When it comes to finance, pigs won't fly


Since the bursting of the asset bubble financiers are on a desperate quest to seek other fiddles to generate the vast incomes they have grown accustomed to. Speculating in national economies appears to be the scam of choice. The power-players are the credit-rating agencies. In a world beyond democratic politics, these self-appointed judges of the worth of whole countries have become market makers.

A downgrade in the rating of the economy of Spain from 'stable' to 'negative' as happened to Spain last week, will cause an abrupt decline in the desirability of Spanish public debt, meaning that the Spanish government will have to pay more to extend its IOUs, and have less available for public spending. This has devastating consequences of the people of Spain. The role of economic policeman once undertaken by researchers from the IMF now appears to have been privatised and passed to the men from the credit rating agencies.

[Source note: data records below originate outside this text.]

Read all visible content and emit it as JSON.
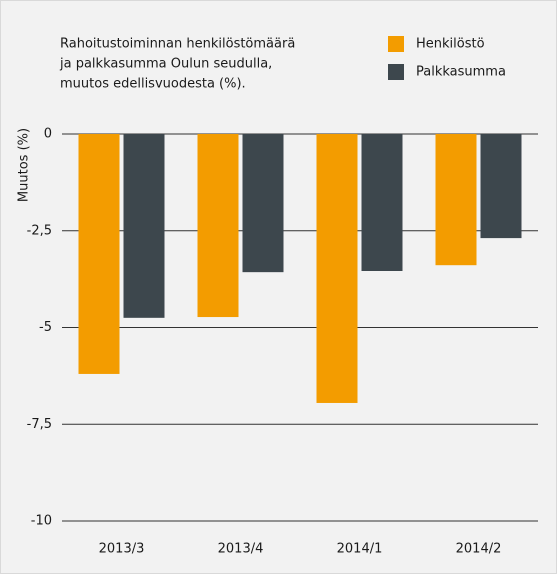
{
  "chart_data": {
    "type": "bar",
    "title": [
      "Rahoitustoiminnan henkilöstömäärä",
      "ja palkkasumma Oulun seudulla,",
      "muutos edellisvuodesta (%)."
    ],
    "y_label": "Muutos (%)",
    "categories": [
      "2013/3",
      "2013/4",
      "2014/1",
      "2014/2"
    ],
    "series": [
      {
        "name": "Henkilöstö",
        "color": "#f39c00",
        "values": [
          -6.2,
          -4.73,
          -6.95,
          -3.39
        ]
      },
      {
        "name": "Palkkasumma",
        "color": "#3d474d",
        "values": [
          -4.75,
          -3.57,
          -3.54,
          -2.69
        ]
      }
    ],
    "ylim": [
      -10,
      0
    ],
    "yticks": [
      0,
      {
        "value": -2.5,
        "label": "-2,5"
      },
      -5,
      {
        "value": -7.5,
        "label": "-7,5"
      },
      -10
    ],
    "grid": true
  }
}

These are the new harbiners of doom whose journeys to the developed economies that were beyond the reach of the IMF lead to savage cuts in public spending and the loss of the services that the vulnerable rely on. The suggestion of such a visit is itself enough to send the credibility of a country spiralling downwards, making it a self-fulfilling prophecy, since this will automatically make it more expensive for that country to borrow. These visits are not neutral fact-finding missions but examples of hostile sabotage attacks on national economies.

But for a financier it represents an opportunity to acquire arbitrage profit from the movement in the value of government stock, especially if the financier were to know which way the movement was likely to move in advance. Spain's membership of the euro means that it cannot suffer the sort of speculation against its currency that made George Soros rich on the UK's Black Wednesday, but placing bets on the movement of Spain's national bonds must be just as lucrative.

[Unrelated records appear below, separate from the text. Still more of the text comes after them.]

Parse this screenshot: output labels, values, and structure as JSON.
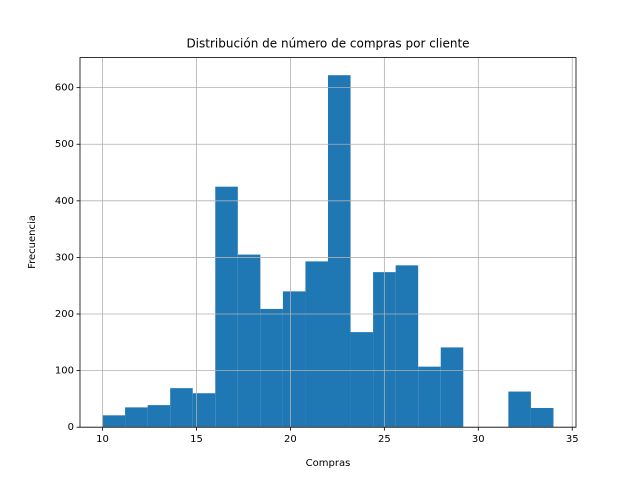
{
  "chart_data": {
    "type": "histogram",
    "title": "Distribución de número de compras por cliente",
    "xlabel": "Compras",
    "ylabel": "Frecuencia",
    "bins": [
      10,
      11.2,
      12.4,
      13.6,
      14.8,
      16,
      17.2,
      18.4,
      19.6,
      20.8,
      22,
      23.2,
      24.4,
      25.6,
      26.8,
      28,
      29.2,
      30.4,
      31.6,
      32.8,
      34
    ],
    "values": [
      21,
      35,
      39,
      69,
      60,
      425,
      305,
      209,
      240,
      293,
      622,
      168,
      274,
      286,
      107,
      141,
      0,
      0,
      63,
      34
    ],
    "color": "#1f77b4",
    "xlim": [
      8.8,
      35.2
    ],
    "xticks": [
      10,
      15,
      20,
      25,
      30,
      35
    ],
    "ylim": [
      0,
      653.1
    ],
    "yticks": [
      0,
      100,
      200,
      300,
      400,
      500,
      600
    ],
    "grid": true
  }
}
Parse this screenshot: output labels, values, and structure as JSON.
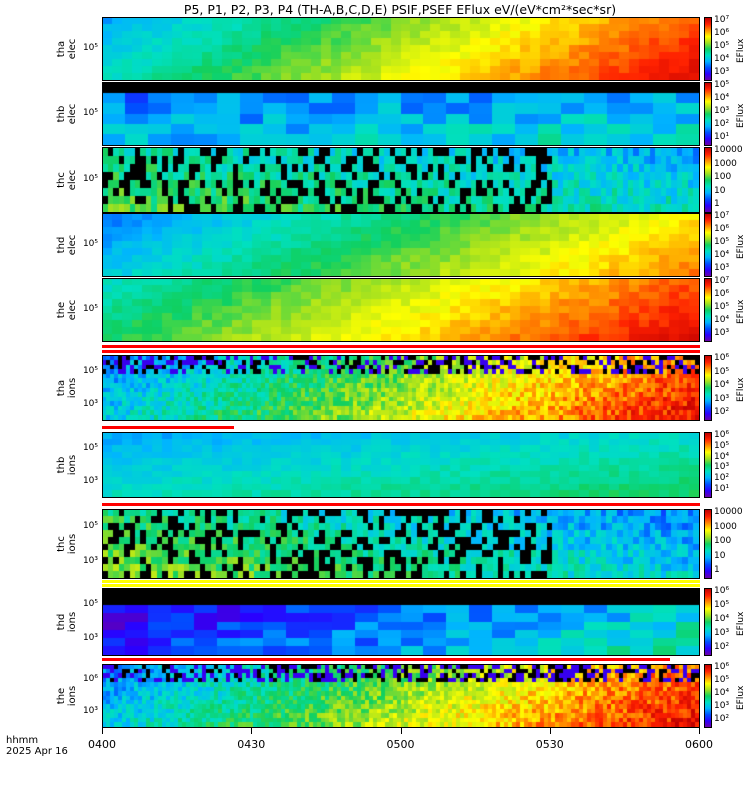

Most offensive terms of our Mediterranean neighbours have passed into the graveyard of political uncorrectness, but referring to Portuagal, Ireland, Greece and Spain as PIGS is apparently still an amusing pasttime to those in the City. Given the recent political history of these countries, their citizens have little to laugh about. Their historic battle over value between capital and labour is already showing signs of returning, and the spectre of military dictatorship may not be far behind.